An initial fall on news of exploration disappointment in Paraguay is followed by a rebound to leave the shares up 1.9% to 26.75p.
The market appears to be shifting its attention to positive developments with the group’s assets in Colombia.
Despite being affected by unseasonable rain levels, the company is on track to tap into an Ecuadorian pipeline from the end of June which will address a bottleneck at its flagship Platanillo block and drastically reduce transportation costs for its crude.
It guides for a year end production rate of 7,200 barrels of oil per day (bopd) against an average rate in 2015 of 4,437 bopd.
Elsewhere in Colombia, Amerisur has signed a modification of its farm out agreement with Canacol on the Coati block, increasing the farm in participation of Canacol from 20% to 40%.
In return, Canacol will carry $10.75 million of exploration costs, of which $6.95 million is outstanding in favour of Amerisur.
The Jaguarete-1 well in Paraguay did find oil but it is unlikely to be commercially extractable – the company says it will carry out further analysis of the geology it encountered over the next 18 months and in the interim focus its resources on its Colombian assets.

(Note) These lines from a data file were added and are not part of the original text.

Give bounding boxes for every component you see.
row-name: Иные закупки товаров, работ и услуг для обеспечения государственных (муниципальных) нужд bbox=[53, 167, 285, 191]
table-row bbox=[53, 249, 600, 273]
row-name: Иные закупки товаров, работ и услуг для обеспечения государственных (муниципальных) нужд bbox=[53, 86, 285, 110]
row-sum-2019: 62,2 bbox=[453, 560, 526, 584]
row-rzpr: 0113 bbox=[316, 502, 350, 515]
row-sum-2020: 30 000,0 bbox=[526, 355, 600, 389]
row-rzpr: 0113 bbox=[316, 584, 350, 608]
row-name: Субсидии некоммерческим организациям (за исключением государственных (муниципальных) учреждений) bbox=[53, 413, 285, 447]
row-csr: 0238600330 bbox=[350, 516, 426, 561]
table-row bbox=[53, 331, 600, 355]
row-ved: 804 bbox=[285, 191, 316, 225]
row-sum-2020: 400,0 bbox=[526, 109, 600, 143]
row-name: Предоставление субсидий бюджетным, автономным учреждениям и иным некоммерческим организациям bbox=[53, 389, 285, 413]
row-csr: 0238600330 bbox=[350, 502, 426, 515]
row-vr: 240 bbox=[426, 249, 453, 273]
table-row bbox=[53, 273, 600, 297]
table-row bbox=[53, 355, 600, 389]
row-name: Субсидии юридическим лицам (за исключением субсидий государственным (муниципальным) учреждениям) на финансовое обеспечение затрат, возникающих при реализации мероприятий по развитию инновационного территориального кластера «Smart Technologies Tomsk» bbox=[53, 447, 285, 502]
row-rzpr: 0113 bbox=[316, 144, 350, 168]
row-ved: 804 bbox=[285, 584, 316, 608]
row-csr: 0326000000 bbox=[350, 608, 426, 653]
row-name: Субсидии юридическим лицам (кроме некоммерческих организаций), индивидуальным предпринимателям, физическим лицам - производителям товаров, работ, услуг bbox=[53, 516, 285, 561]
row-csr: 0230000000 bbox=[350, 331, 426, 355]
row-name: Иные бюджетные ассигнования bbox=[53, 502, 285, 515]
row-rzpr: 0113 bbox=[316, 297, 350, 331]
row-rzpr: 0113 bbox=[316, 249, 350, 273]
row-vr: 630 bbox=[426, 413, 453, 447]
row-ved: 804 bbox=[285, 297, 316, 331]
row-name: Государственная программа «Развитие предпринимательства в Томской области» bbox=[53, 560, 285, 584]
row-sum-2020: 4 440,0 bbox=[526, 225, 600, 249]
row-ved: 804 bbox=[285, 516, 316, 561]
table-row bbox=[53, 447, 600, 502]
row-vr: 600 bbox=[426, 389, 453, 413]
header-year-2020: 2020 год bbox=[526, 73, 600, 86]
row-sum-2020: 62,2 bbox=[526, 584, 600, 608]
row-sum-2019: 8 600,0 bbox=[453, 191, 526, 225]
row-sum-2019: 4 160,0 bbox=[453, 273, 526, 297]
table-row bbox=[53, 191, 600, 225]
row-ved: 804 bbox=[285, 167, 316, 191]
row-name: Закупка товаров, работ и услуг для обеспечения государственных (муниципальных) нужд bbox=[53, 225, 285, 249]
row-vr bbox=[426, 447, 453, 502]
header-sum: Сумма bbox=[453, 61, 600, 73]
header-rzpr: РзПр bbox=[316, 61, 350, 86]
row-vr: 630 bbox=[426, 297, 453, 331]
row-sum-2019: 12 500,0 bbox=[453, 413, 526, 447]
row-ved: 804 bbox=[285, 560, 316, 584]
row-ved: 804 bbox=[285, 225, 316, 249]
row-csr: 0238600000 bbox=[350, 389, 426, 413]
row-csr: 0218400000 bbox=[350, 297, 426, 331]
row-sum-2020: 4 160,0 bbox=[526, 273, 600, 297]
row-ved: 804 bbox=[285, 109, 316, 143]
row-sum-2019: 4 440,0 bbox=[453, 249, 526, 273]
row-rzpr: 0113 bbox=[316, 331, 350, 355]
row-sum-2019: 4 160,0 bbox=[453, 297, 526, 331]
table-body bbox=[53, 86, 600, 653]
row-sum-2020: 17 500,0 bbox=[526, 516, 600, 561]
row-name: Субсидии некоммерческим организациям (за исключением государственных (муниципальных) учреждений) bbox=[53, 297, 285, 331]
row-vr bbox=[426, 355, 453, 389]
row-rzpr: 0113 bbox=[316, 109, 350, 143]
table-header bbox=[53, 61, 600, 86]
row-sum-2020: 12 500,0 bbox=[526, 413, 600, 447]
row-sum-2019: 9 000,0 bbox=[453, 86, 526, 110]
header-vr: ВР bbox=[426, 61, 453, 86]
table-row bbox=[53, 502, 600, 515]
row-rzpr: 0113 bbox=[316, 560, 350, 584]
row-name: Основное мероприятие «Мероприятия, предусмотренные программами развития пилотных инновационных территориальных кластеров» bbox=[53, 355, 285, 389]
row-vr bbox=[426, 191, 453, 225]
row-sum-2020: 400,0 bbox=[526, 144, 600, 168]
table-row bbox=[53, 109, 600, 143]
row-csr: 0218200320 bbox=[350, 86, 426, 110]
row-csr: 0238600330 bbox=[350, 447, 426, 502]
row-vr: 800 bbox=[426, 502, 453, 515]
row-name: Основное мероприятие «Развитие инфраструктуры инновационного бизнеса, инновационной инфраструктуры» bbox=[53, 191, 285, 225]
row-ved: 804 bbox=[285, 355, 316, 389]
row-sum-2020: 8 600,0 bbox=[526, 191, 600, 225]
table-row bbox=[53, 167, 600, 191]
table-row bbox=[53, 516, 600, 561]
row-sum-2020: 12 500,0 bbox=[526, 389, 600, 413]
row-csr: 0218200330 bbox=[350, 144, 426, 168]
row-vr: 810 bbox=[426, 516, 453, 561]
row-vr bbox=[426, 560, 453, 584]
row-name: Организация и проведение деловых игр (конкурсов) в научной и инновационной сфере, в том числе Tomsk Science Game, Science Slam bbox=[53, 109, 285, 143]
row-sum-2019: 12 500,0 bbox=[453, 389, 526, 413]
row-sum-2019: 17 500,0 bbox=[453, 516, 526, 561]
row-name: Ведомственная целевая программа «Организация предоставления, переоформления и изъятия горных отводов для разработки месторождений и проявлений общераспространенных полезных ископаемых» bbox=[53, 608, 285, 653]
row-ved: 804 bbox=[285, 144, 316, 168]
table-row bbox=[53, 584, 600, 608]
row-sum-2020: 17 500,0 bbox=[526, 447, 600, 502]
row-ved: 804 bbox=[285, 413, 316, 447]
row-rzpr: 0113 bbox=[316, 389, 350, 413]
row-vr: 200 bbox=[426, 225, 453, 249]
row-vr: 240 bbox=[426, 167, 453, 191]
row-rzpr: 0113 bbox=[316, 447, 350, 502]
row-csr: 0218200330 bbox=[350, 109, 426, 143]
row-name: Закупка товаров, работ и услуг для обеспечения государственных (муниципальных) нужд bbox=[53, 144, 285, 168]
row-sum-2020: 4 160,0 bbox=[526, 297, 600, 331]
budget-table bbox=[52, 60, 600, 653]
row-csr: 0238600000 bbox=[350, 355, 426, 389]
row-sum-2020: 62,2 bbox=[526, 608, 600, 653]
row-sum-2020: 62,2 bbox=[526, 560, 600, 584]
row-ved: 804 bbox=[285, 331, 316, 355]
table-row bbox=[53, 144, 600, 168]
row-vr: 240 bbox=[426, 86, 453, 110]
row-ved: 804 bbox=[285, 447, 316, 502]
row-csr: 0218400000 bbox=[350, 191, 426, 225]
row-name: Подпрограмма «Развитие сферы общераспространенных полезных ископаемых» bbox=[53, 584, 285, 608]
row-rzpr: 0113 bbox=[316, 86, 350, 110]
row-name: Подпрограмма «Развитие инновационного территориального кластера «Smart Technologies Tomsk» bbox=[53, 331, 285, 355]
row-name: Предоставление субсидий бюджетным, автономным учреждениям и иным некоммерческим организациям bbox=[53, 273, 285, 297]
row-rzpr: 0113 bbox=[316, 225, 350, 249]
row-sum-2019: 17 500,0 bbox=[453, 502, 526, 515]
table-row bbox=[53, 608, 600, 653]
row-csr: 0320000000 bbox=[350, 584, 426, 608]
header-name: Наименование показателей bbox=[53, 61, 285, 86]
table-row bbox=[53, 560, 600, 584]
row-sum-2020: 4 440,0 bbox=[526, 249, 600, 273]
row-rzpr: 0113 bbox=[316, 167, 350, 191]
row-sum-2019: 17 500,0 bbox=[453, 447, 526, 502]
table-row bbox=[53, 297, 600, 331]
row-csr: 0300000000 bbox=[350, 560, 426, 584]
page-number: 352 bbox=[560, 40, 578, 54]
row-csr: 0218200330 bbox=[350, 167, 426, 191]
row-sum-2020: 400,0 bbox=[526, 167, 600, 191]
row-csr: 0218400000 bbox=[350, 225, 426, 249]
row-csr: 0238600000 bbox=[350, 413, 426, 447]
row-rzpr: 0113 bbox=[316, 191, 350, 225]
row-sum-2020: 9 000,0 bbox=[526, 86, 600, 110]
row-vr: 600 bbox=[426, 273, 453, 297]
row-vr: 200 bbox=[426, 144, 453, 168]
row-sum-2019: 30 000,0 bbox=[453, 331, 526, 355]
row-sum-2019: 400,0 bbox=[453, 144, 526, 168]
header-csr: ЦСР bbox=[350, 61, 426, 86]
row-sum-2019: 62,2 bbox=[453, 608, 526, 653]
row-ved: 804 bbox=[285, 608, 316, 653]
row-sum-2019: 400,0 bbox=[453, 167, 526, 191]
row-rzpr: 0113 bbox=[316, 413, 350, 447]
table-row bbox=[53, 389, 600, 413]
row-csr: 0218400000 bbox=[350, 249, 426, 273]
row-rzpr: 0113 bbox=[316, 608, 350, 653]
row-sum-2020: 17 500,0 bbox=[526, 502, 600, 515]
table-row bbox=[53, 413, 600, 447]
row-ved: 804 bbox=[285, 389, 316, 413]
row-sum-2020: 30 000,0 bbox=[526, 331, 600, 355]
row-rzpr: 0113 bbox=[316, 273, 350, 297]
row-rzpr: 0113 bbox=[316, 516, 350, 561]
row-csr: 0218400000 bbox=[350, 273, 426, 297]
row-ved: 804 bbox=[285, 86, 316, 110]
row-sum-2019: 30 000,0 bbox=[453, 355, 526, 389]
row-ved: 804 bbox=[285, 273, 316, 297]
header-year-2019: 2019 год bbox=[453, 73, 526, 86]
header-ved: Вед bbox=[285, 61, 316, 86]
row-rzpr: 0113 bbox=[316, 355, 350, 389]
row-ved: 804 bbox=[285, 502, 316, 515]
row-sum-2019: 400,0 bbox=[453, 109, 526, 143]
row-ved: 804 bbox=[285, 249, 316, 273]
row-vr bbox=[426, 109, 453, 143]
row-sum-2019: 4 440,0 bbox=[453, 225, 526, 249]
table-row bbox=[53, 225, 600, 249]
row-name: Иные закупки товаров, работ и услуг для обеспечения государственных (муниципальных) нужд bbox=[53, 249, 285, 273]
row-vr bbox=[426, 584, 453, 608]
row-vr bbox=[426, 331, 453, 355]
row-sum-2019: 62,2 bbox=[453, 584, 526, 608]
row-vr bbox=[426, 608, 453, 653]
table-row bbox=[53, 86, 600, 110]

Broker Cantor Fitzgerald, which has a ‘buy’ recommendation and 39p price target on the stock, says: ‘With a near term step change in cash flow generation through the de-bottlenecking of its production base, underpinned by a fully funded appraisal and high impact exploration programme in Colombia, we believe Amerisur's shares offers investors a low risk entry point in an already undervalued sector.’